Automating Physical Database Design:
An Extensible Approach

10:15 a.m., Monday, March 8, 1993
719 Broadway, 12th floor conference room

In a high-level query language such as SQL, queries yield the same result no matter how the logical schema is physically implemented. Nevertheless, a query's cost can vary by orders of magnitude among different physical implementations of the same logical schema, even with the most modern query optimizers. Therefore, designing a low-cost physical implementation is an important pragmatic problem-one that requires a sophisticated understanding of physical design options and query strategies, and that involves estimating query costs, a tedious and error-prone process when done manually.

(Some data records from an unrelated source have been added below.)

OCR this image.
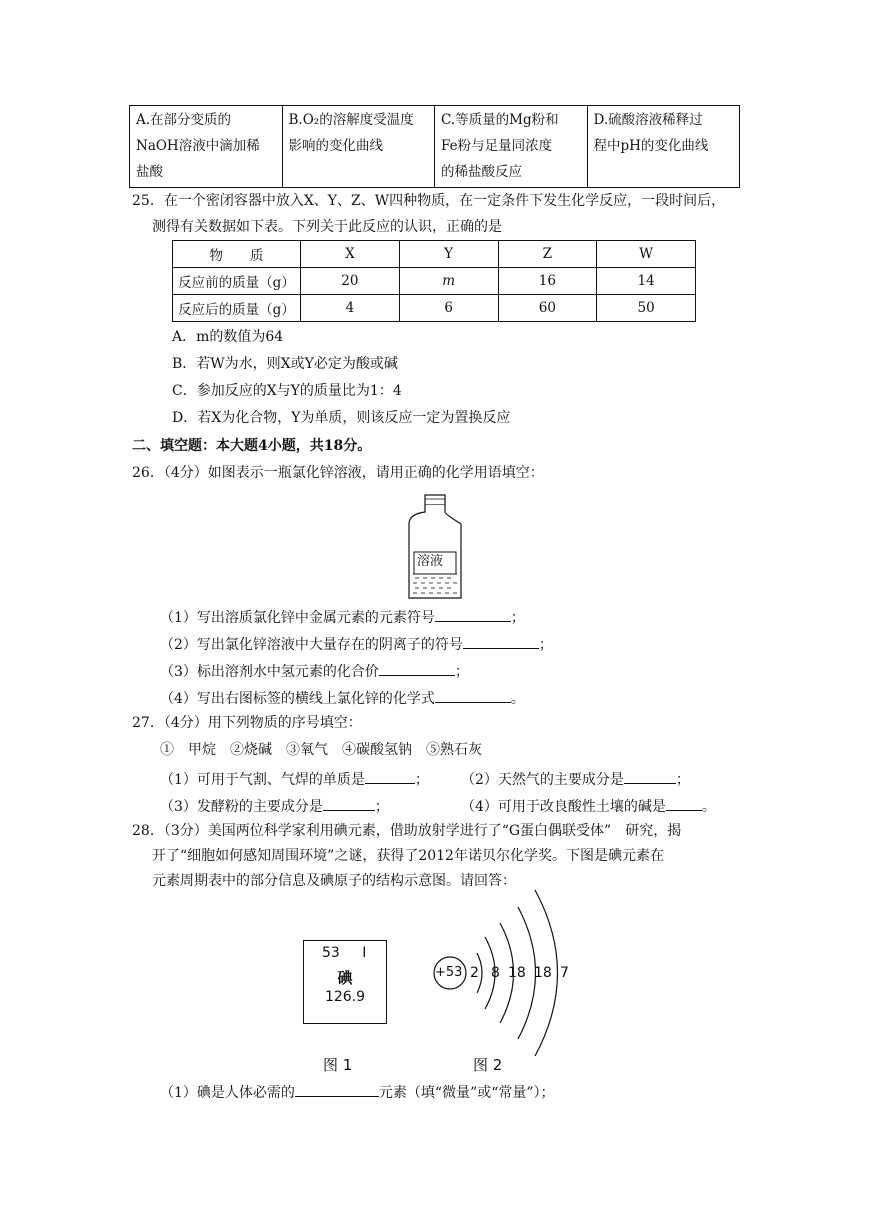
A.在部分变质的
NaOH溶液中滴加稀
盐酸	B.O₂的溶解度受温度
影响的变化曲线	C.等质量的Mg粉和
Fe粉与足量同浓度
的稀盐酸反应	D.硫酸溶液稀释过
程中pH的变化曲线
25．在一个密闭容器中放入X、Y、Z、W四种物质，在一定条件下发生化学反应，一段时间后，
测得有关数据如下表。下列关于此反应的认识，正确的是
物　　质	X	Y	Z	W
反应前的质量（g）	20	m	16	14
反应后的质量（g）	4	6	60	50
A．m的数值为64
B．若W为水，则X或Y必定为酸或碱
C．参加反应的X与Y的质量比为1：4
D．若X为化合物，Y为单质，则该反应一定为置换反应
二、填空题：本大题4小题，共18分。
26．（4分）如图表示一瓶氯化锌溶液，请用正确的化学用语填空：
溶液
（1）写出溶质氯化锌中金属元素的元素符号	；
（2）写出氯化锌溶液中大量存在的阴离子的符号	；
（3）标出溶剂水中氢元素的化合价	；
（4）写出右图标签的横线上氯化锌的化学式	。
27．（4分）用下列物质的序号填空：
①　甲烷　②烧碱　③氧气　④碳酸氢钠　⑤熟石灰
（1）可用于气割、气焊的单质是	； （2）天然气的主要成分是	；
（3）发酵粉的主要成分是	；	（4）可用于改良酸性土壤的碱是	。
28．（3分）美国两位科学家利用碘元素，借助放射学进行了“G蛋白偶联受体”　研究，揭
开了“细胞如何感知周围环境”之谜，获得了2012年诺贝尔化学奖。下图是碘元素在
元素周期表中的部分信息及碘原子的结构示意图。请回答：
53 I
碘
126.9
图 1
+53 2 8 18 18 7
图 2
（1）碘是人体必需的	元素（填“微量”或“常量”）；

We have devised a simple framework for automating physical design in relational or post-relational DBMSs and in database programming languages. Within this framework, design options are uniformly represented as ``features'', and designs are represented by ``conflict''-free sets of features. (Mutually exclusive features conflict. An example would be two primary indexes on the same table.) The uniform representation of design options as features accommodates a greater variety of design options than previous approaches; adding a new design option (e.g. a new index type) merely entails characterizing it as a feature with appropriate parameters. We propose an approximation algorithm, based on this framework, that finds low-cost physical designs. In an initial phase, the algorithm examines the logical schema, data statistics, and queries, and generates ``useful features''-features that might reduce query costs. In a subsequent phase, the algorithm uses the DBMS's cost estimates to find ``best features''-features that belong to the lowest-cost designs for each individual query. Finally, the algorithm searches among conflict-free subsets of the best features of all the queries to find organizations with low global cost estimates. We have implemented a prototype physical design assistant for the INGRES relational DBMS, and we evaluate its designs for several benchmarks, including ASSSAP. Our experiments with the prototype show that it can produce good designs, and that the critical factor limiting their quality is the accuracy of query cost estimates. The prototype implementation isolates dependencies on INGRES, permitting our framework to produce design assistants for a wide range of relational, nested-relational, and object-oriented DBMSs.